La COP16 est une vitrine des réussites du gouvernement, mais aussi de ce qui se fait collectivement, à travers les organisations, et de ce qui se passe dans les territoires. Cela donne une visibilité. Et lorsque des personnes et des territoires sont plus visibles, ils sont moins en danger et mieux protégés.
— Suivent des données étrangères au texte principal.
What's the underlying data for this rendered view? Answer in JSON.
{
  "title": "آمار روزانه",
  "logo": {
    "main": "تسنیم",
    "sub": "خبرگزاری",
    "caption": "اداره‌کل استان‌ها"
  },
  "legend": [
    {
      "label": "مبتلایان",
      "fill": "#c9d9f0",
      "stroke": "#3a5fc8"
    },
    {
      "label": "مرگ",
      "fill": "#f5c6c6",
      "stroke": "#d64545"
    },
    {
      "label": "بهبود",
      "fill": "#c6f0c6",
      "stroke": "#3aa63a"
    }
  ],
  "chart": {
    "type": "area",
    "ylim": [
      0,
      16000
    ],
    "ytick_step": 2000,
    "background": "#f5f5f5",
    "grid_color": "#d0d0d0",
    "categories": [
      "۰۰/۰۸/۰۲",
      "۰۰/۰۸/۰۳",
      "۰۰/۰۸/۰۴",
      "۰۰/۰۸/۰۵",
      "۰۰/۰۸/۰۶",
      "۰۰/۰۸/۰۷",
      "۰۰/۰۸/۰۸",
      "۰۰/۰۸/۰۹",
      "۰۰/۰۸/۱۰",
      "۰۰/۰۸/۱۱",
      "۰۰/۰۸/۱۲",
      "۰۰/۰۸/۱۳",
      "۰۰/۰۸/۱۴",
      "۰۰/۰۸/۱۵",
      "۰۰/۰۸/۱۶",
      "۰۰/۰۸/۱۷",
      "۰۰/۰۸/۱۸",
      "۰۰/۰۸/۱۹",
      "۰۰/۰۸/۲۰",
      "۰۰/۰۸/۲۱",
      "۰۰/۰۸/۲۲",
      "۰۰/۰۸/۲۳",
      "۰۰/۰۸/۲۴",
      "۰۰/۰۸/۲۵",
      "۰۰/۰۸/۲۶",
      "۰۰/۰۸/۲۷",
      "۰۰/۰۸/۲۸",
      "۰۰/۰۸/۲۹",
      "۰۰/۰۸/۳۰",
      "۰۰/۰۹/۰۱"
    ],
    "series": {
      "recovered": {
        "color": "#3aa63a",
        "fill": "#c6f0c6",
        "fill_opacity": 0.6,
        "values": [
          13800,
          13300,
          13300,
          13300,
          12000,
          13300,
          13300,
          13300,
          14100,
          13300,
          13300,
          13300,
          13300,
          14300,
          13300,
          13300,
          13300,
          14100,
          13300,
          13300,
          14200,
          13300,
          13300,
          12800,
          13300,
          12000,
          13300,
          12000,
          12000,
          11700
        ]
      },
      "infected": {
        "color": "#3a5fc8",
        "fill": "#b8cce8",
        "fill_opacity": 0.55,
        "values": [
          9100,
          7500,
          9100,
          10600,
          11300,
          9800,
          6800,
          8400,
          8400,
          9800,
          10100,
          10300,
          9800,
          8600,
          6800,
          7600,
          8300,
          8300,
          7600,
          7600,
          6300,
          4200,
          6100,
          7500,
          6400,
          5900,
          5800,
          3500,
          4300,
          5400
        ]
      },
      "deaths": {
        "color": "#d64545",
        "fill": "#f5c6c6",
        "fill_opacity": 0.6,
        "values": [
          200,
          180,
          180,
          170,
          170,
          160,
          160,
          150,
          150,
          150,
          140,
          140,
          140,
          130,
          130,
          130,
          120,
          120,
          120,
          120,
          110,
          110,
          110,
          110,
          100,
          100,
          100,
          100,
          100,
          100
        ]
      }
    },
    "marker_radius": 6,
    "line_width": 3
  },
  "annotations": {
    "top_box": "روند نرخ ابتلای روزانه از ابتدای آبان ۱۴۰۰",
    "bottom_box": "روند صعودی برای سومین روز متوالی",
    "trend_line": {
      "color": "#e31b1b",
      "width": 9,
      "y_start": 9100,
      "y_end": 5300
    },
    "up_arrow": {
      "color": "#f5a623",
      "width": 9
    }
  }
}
C’est aussi un objectif du gouvernement au-delà de la COP : visibiliser et protéger la population et les territoires.
Vous venez de la société civile, des mouvements sociaux, au sein desquels vous avez réalisé votre trajectoire [5]. En passant du côté gouvernemental, arrivez-vous à nourrir le gouvernement de cette expérience et à réinventer un lien entre gouvernants et acteurs et actrices de la société civile, sans générer de la cooptation ?
Le fait d’avoir travaillé tant d’années au sein de la société civile donne confiance aux organisations, facilite le dialogue avec les mouvements. Notre ministère respecte l’autonomie des organisations, travaille en articulation avec celles-ci. Beaucoup de gens du mouvement social ont rejoint le gouvernement, mais n’est-ce pas justement nous, qui avons passé tant de temps au sein du mouvement social, qui devons être ici et participer à ce gouvernement ?
Le mouvement social a toujours eu de la défiance envers l’État. Dans mon cas personnel, le fait d’avoir partagé les luttes m’aide à positionner les demandes des organisations sociales au sein du ministère, tout en veillant à ne pas coopter les processus. Je pense que c’est une lutte permanente parce que certains viennent des mouvements et assument le rôle de porte-parole de ceux-ci. Or, ce n’est pas notre rôle au sein du gouvernement et cela génère un risque de cooptation et d’ambiguïté. Cela s’est surtout manifesté la première année du gouvernement de Petro. Mais c’est aussi un processus d’apprentissage, car on n’a jamais gouverné.
Dernière question : en tant que vice-ministre femme, êtes-vous plus exposée à des réticences ou à de l’hostilité au sein et en-dehors du gouvernement ?
La participation des femmes au sein du mouvement socio-environnemental en Colombie a toujours été très significative. Leur rôle est reconnu. De plus, le ministère de l’environnement est moins situé au centre d’enjeux conflictuels que d’autres ministères. Enfin, notre ministre est une femme [Susana Muhamad] et une femme avec un grand leadership, à l’intérieur comme en-dehors du ministère. Pour toutes ces raisons, je n’ai pas été exposée à de l’hostilité. Cependant, je reconnais que des difficultés peuvent surgir dans d’autres espaces et ministères où des dynamiques davantage masculinisées prédominent.